10. Enfin, eu égard à la gravité des faits retenus commis à l’endroit d’autres sapeurs-pompiers, contrevenant aux obligations déontologiques qui s’imposent aux sapeurs-pompiers volontaires, la résiliation de l’engagement de M. B décidée par l’arrêté attaqué ne revêt pas, dans les circonstances de l’espèce, un caractère disproportionné.
11. Il résulte de tout ce qui précède que M. B n’est pas fondé à demander l’annulation de la décision du 30 mars 2022 par laquelle le président du conseil d’administration du SDIS du Pas-de-Calais a mis fin à son engagement de sapeur-pompier volontaire.
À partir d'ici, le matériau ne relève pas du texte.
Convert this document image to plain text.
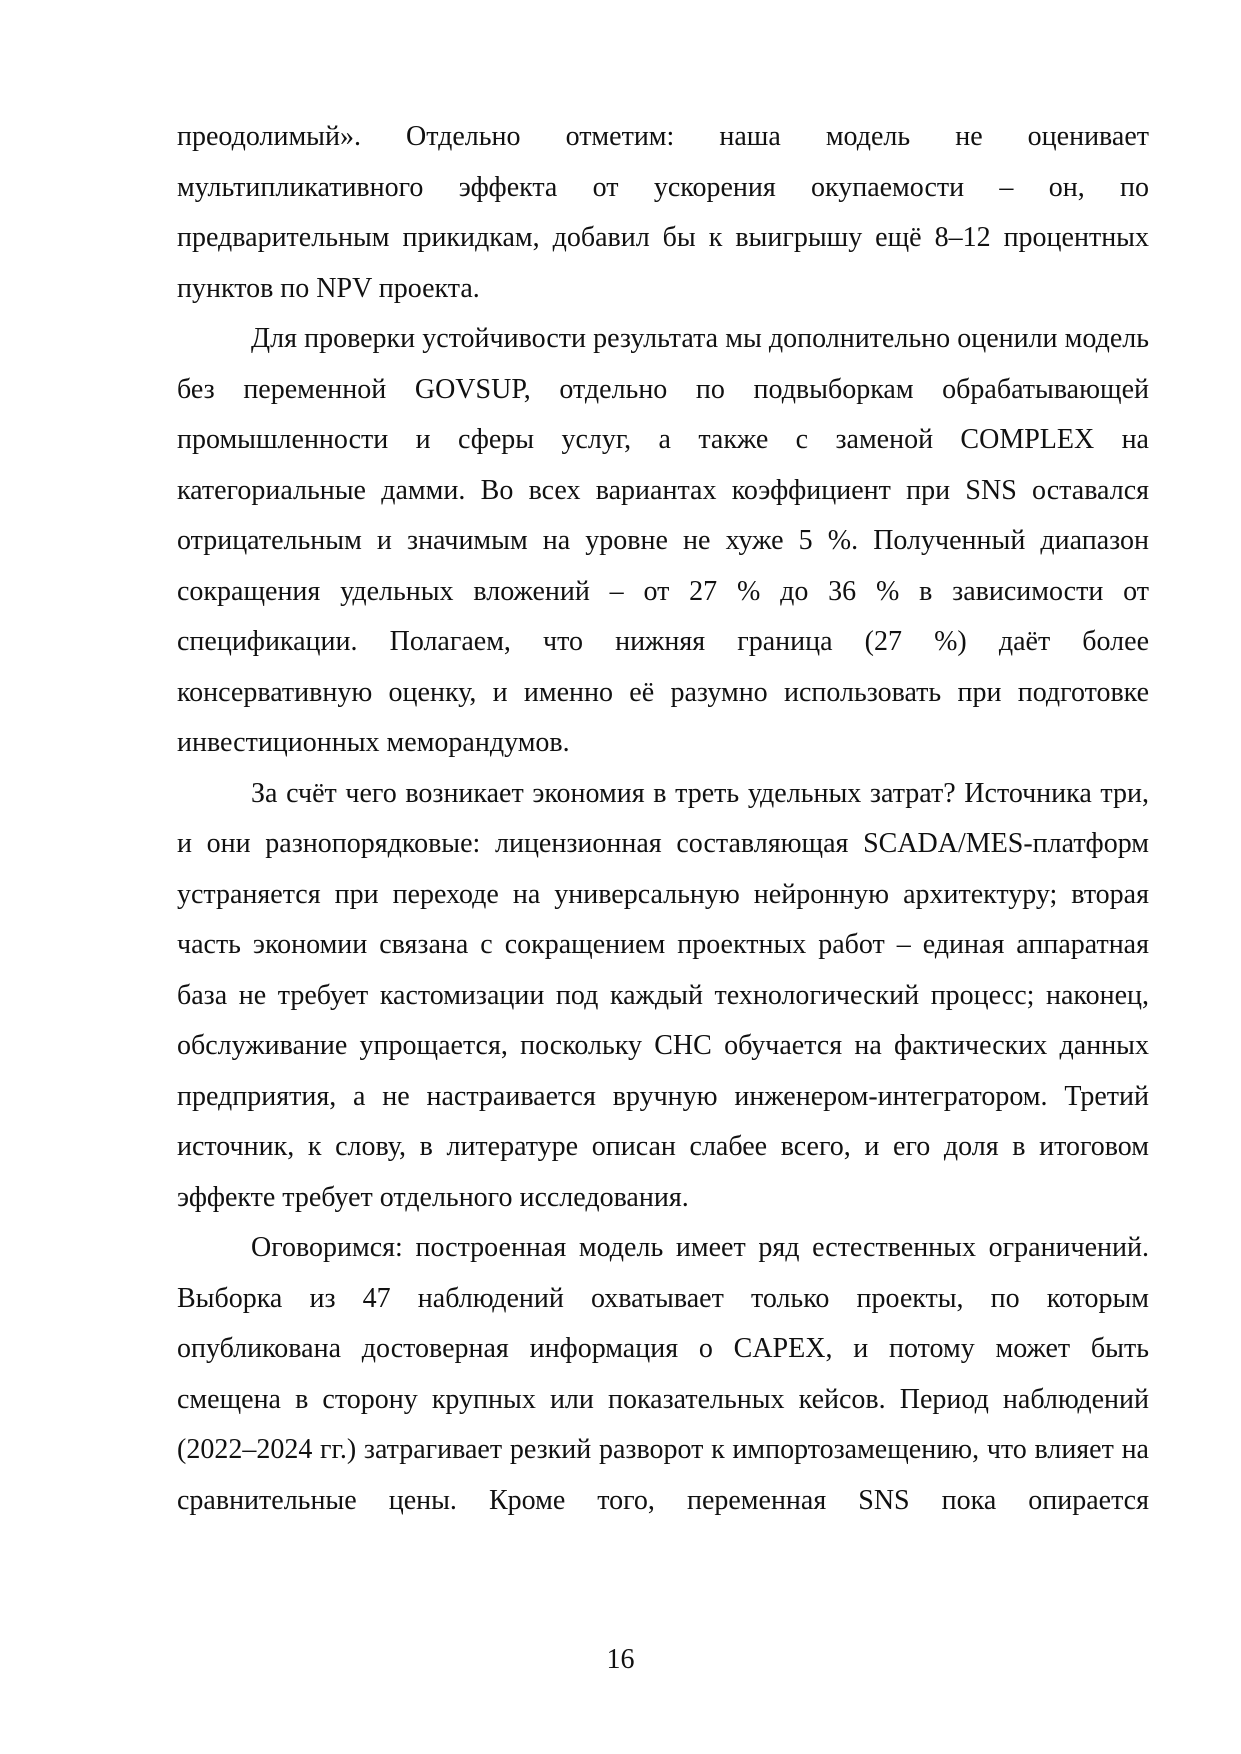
преодолимый». Отдельно отметим: наша модель не оценивает мультипликативного эффекта от ускорения окупаемости – он, по предварительным прикидкам, добавил бы к выигрышу ещё 8–12 процентных пунктов по NPV проекта.

Для проверки устойчивости результата мы дополнительно оценили модель без переменной GOVSUP, отдельно по подвыборкам обрабатывающей промышленности и сферы услуг, а также с заменой COMPLEX на категориальные дамми. Во всех вариантах коэффициент при SNS оставался отрицательным и значимым на уровне не хуже 5 %. Полученный диапазон сокращения удельных вложений – от 27 % до 36 % в зависимости от спецификации. Полагаем, что нижняя граница (27 %) даёт более консервативную оценку, и именно её разумно использовать при подготовке инвестиционных меморандумов.

За счёт чего возникает экономия в треть удельных затрат? Источника три, и они разнопорядковые: лицензионная составляющая SCADA/MES-платформ устраняется при переходе на универсальную нейронную архитектуру; вторая часть экономии связана с сокращением проектных работ – единая аппаратная база не требует кастомизации под каждый технологический процесс; наконец, обслуживание упрощается, поскольку СНС обучается на фактических данных предприятия, а не настраивается вручную инженером-интегратором. Третий источник, к слову, в литературе описан слабее всего, и его доля в итоговом эффекте требует отдельного исследования.

Оговоримся: построенная модель имеет ряд естественных ограничений. Выборка из 47 наблюдений охватывает только проекты, по которым опубликована достоверная информация о CAPEX, и потому может быть смещена в сторону крупных или показательных кейсов. Период наблюдений (2022–2024 гг.) затрагивает резкий разворот к импортозамещению, что влияет на сравнительные цены. Кроме того, переменная SNS пока опирается

16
Il y a lieu, par voie de conséquence, de rejeter ses conclusions à fin d’injonction ainsi que celles relatives aux frais liés au litige.
D E C I D E :
Article 1er : La requête de M. B est rejetée.
Article 2 : Le présent jugement sera notifié à M. C B et au service départemental d’incendie et de secours du Pas-de-Calais.
Délibéré après l’audience du 6 novembre 2024, à laquelle siégeaient :
— M. Baillard, président,
— Mme Leclère, première conseillère,
— M. Horn, conseiller.
Rendu public par mise à disposition au greffe le 27 novembre 2024.
Le président-rapporteur,
Signé
B. BAILLARDL’assesseure la plus ancienne,
Signé
M. LECLÈRE
La greffière,
Signé
S. DEREUMAUX
La République mande et ordonne au préfet du Pas-de-Calais en ce qui le concerne ou à tous commissaires de justice à ce requis en ce qui concerne les voies de droit commun contre les parties privées, de pourvoir à l’exécution de la présente décision.